Michael Lowenstein, PhD CMC
Michael Lowenstein, PhD CMC, specializes in customer and employee experience research/strategy consulting, and brand, customer, and employee commitment and advocacy behavior research, consulting, and training. He has authored seven stakeholder-centric strategy books and 400+ articles, white papers and blogs. In 2018, he was named to CustomerThink's Hall of Fame.

3 COMMENTS

  1. Michael, well put. I agree with you. Various identities of individuals and of “groups” is something most of us do not consider.

  2. Hi Michael

    What an interesting article.

    I agree with you completely when you suggest that we should use what we know about customers, their circumstances and their current context to personalise communications. Whether to the customer as a whole, or to the divisible customer. Increasingly that means providing customers with contextual support, service or even sales prompts to nudge them towards mutually valuable outcomes, rather than the traditional ‘buy my stuff’ campaigns which usually have little of value in them for the customer.

    There are however a couple of caveats I would like to add that limit the power of personalisation.

    The first is that what we know about customers is usually collected as part of an implicit trade-off of more information about customers in exchange for more relevant communications, better services and more useful new products.
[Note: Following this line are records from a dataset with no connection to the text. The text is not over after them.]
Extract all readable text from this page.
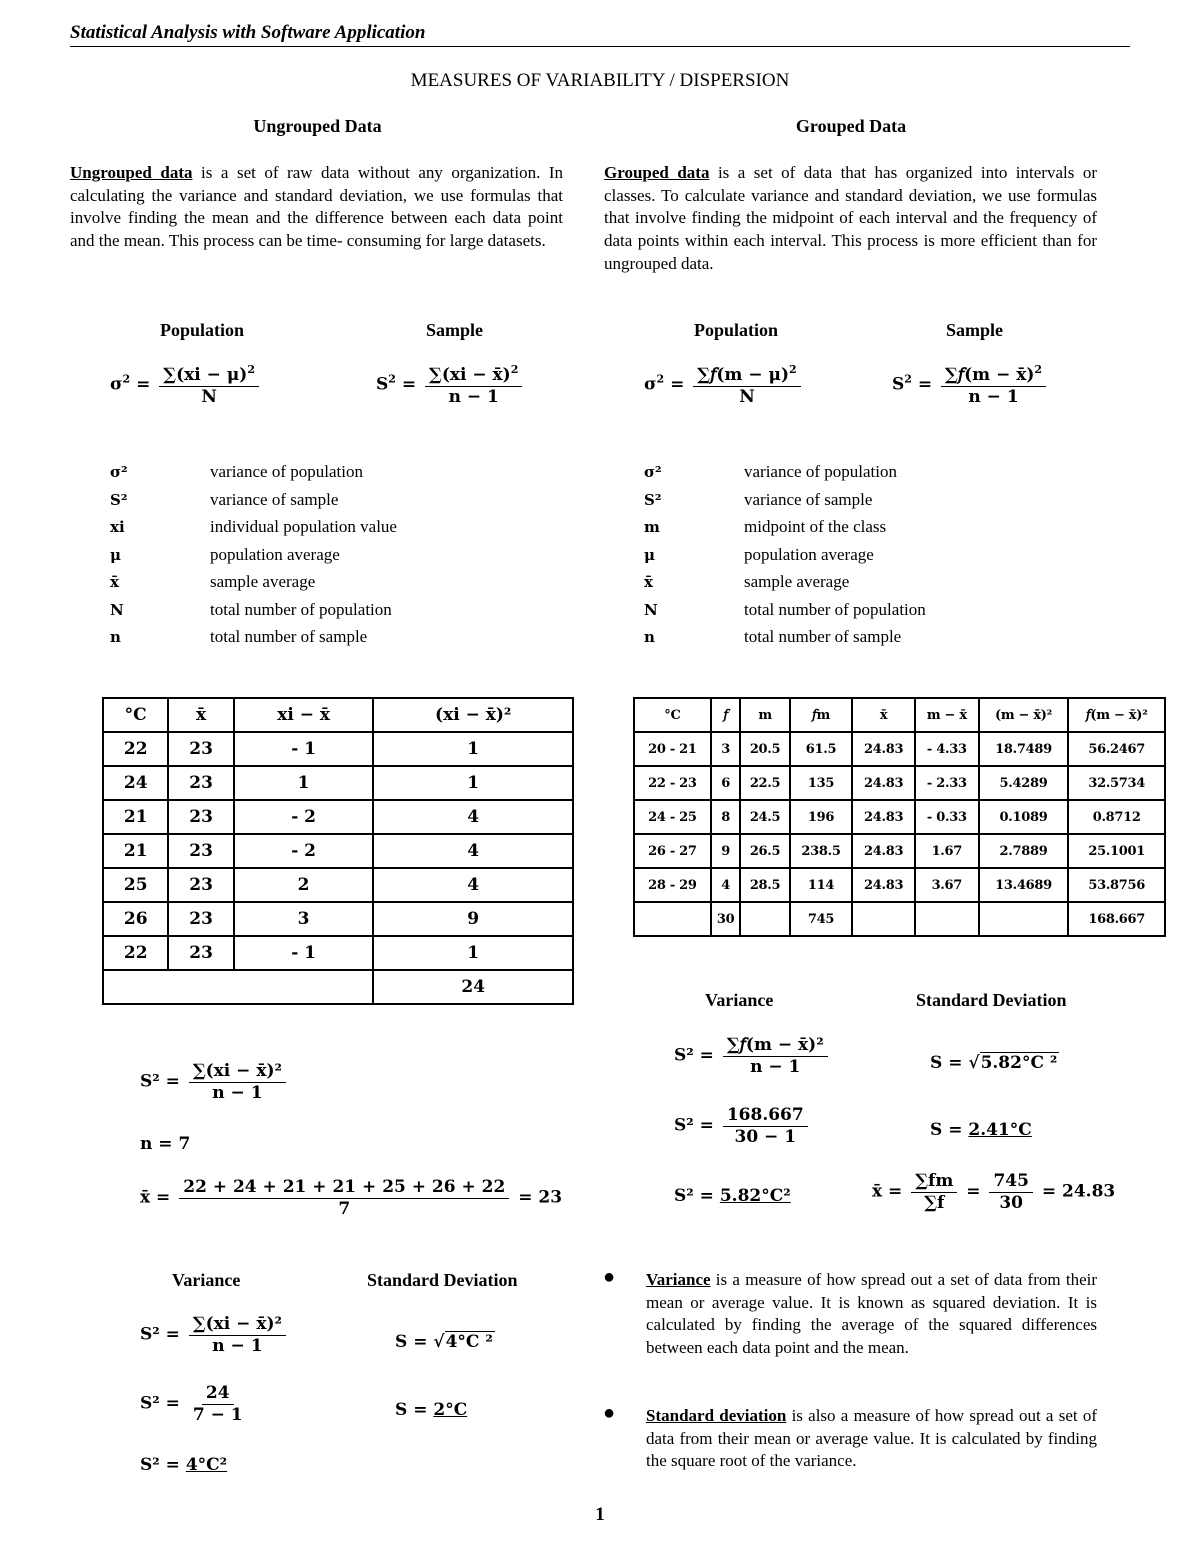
Statistical Analysis with Software Application
MEASURES OF VARIABILITY / DISPERSION
Ungrouped Data	Grouped Data
Ungrouped data is a set of raw data without any organization. In calculating the variance and standard deviation, we use formulas that involve finding the mean and the difference between each data point and the mean. This process can be time- consuming for large datasets.
Grouped data is a set of data that has organized into intervals or classes. To calculate variance and standard deviation, we use formulas that involve finding the midpoint of each interval and the frequency of data points within each interval. This process is more efficient than for ungrouped data.
Population	Sample	Population	Sample
$\sigma^2 = \frac{\sum(xi - \mu)^2}{N}$	$S^2 = \frac{\sum(xi - x̄)^2}{n - 1}$	$\sigma^2 = \frac{\sum 𝑓(m - \mu)^2}{N}$	$S^2 = \frac{\sum 𝑓(m - x̄)^2}{n - 1}$
σ²	variance of population
S²	variance of sample
xi	individual population value
μ	population average
x̄	sample average
N	total number of population
n	total number of sample
σ²	variance of population
S²	variance of sample
m	midpoint of the class
μ	population average
x̄	sample average
N	total number of population
n	total number of sample
°C	x̄	xi − x̄	(xi − x̄)²
22	23	- 1	1
24	23	1	1
21	23	- 2	4
21	23	- 2	4
25	23	2	4
26	23	3	9
22	23	- 1	1
			24
°C	𝑓	m	𝑓m	x̄	m − x̄	(m − x̄)²	𝑓(m − x̄)²
20 - 21	3	20.5	61.5	24.83	- 4.33	18.7489	56.2467
22 - 23	6	22.5	135	24.83	- 2.33	5.4289	32.5734
24 - 25	8	24.5	196	24.83	- 0.33	0.1089	0.8712
26 - 27	9	26.5	238.5	24.83	1.67	2.7889	25.1001
28 - 29	4	28.5	114	24.83	3.67	13.4689	53.8756
	30		745				168.667
$S^2 = \frac{\text{∑(xi − x̄)²}}{n - 1}$
n = 7
x̄ = $\frac{22 + 24 + 21 + 21 + 25 + 26 + 22}{7} = 23$
Variance	Standard Deviation
$S^2 = \frac{\text{∑(xi − x̄)²}}{n - 1}$
$S^2 = \frac{24}{7 - 1}$
S² = 4°C²
S = √4°C ²
S = 2°C
Variance	Standard Deviation
$S^2 = \frac{\text{∑𝑓(m − x̄)²}}{n - 1}$
$S^2 = \frac{168.667}{30 - 1}$
S² = 5.82°C²
S = √5.82°C ²
S = 2.41°C
x̄ = $\frac{\sum fm}{\sum f} = \frac{745}{30} = 24.83$
● Variance is a measure of how spread out a set of data from their mean or average value. It is known as squared deviation. It is calculated by finding the average of the squared differences between each data point and the mean.
● Standard deviation is also a measure of how spread out a set of data from their mean or average value. It is calculated by finding the square root of the variance.
1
As numerous studies have shown, this trade-off has started to break down as marketers seek to gather ever more information about customers, but refuse to fulfil their side of the bargain.

    The second is that there are fundamental limits to personalisation. As an article by GfK’s Colin Strong on ‘Are Brands Entering an Uncanny Valley’ suggests, if you plot the degree of personalisation on one axis and the resulting brand liking on the other you find an approximate straight line relationship between the two up to a point, followed by increasing personalisation quickly driving brand liking off a cliff. Once communications become over-personalised they very quickly become too personal, intrusive or even downright creepy.

    These are just part of the dark side of personalisation. In response, customers are going dark on marketers. Just look at how the rapidly expanding use of programmatic digital marketing, with its ads that follow you from website to website, has spawned a new generation of customers who routinely browse the web anonymously using DuckDuckGo, who block webpage data collection using Ghostery and who block ads using Adblock Plus.

    I have seen the enemy, and they are us marketers!